I can use a simple division to truncate digits from the right:
int num = 10098;
while (num > 0){
System.out.println(num);
num /= 10;
}
This will output what I want:
10098
1009
100
10
1
But does anyone know a way to do this the other way around on integers and to truncate digits from the left without converting to String?
Try n = n % (int) Math.pow(10, (int) Math.log10(n));. Found here.
public void test() {
int n = 10098;
while (n > 0) {
System.out.println("n=" + n);
n = n % (int) Math.pow(10, (int) Math.log10(n));
}
}
prints
n=10098
n=98
n=8
int in = ...;
//the first number n : 10^n > in
int mostSignificantDigit = 1;
int digits = 1;
while(mostSignificantDigit < in)
{
mostSignificantDigit *= 10;
digits++;
}
//create the numbers
int[] result = new int[digits];
int count = 0;
while(mostSignificantDigit != 0){
result[count] = in % mostSignificantDigit;
mostSignificantDigit /= 10;
}
You can use the module operation %. The module is the remainder of the division.
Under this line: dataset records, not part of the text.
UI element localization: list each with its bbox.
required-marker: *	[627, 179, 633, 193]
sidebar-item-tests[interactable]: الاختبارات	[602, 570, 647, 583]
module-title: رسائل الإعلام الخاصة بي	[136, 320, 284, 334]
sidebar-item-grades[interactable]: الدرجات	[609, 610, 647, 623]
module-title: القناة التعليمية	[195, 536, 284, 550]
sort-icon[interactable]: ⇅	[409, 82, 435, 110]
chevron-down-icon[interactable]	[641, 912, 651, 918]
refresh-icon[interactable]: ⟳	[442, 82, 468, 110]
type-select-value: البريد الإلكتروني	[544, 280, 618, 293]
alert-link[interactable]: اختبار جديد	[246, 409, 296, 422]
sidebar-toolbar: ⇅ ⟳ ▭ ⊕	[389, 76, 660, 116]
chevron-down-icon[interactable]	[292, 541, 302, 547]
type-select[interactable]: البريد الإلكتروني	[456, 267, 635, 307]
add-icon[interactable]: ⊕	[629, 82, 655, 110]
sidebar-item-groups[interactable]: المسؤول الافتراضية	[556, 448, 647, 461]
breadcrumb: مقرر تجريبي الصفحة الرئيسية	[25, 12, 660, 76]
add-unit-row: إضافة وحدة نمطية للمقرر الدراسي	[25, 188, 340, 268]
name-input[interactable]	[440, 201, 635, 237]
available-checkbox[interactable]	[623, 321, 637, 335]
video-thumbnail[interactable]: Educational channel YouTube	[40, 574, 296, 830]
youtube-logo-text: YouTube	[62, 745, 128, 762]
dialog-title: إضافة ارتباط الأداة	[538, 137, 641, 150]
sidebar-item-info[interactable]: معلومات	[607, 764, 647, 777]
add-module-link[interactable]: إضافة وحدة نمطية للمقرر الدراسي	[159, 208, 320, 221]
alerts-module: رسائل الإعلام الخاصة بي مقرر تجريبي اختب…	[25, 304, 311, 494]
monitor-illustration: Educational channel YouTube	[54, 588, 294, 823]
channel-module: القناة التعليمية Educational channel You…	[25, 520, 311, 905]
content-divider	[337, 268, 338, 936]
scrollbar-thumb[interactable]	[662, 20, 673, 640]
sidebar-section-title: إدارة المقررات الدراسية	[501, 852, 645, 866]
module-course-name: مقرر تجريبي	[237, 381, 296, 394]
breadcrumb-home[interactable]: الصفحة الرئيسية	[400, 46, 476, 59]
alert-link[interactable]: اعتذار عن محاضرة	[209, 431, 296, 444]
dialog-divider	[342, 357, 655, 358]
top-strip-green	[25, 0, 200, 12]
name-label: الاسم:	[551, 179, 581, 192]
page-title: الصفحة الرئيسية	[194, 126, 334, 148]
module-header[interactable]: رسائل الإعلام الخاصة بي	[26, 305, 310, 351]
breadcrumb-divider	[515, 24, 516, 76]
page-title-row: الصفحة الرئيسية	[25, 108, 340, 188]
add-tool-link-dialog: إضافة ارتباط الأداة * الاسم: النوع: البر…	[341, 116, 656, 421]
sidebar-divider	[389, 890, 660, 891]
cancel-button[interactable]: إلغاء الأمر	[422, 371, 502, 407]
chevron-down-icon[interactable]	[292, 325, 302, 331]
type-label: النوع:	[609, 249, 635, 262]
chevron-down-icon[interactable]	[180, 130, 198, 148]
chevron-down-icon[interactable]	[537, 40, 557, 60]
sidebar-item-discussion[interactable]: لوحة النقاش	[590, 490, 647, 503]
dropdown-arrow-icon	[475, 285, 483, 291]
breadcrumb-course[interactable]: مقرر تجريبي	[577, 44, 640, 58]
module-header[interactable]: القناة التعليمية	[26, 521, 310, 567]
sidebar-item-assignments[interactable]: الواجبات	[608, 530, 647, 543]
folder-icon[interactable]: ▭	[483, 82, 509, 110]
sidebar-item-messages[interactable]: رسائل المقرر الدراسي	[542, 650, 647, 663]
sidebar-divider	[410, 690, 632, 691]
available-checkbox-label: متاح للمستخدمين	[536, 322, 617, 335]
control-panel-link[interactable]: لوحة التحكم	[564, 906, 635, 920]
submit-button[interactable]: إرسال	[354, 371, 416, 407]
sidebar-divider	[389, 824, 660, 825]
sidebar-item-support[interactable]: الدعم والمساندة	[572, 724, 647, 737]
You have to call it with with power of 10. So 10, 100, 1000, 10000
You can do it
int num = 10098;
int divided = num;
int module = 1;
while (divided > 0) {
divided /= 10;
module *= 10;
System.out.println(num % module);
}
Please note that if you don't left padding with zeros you will obtain 98 instead of 0098 or 098.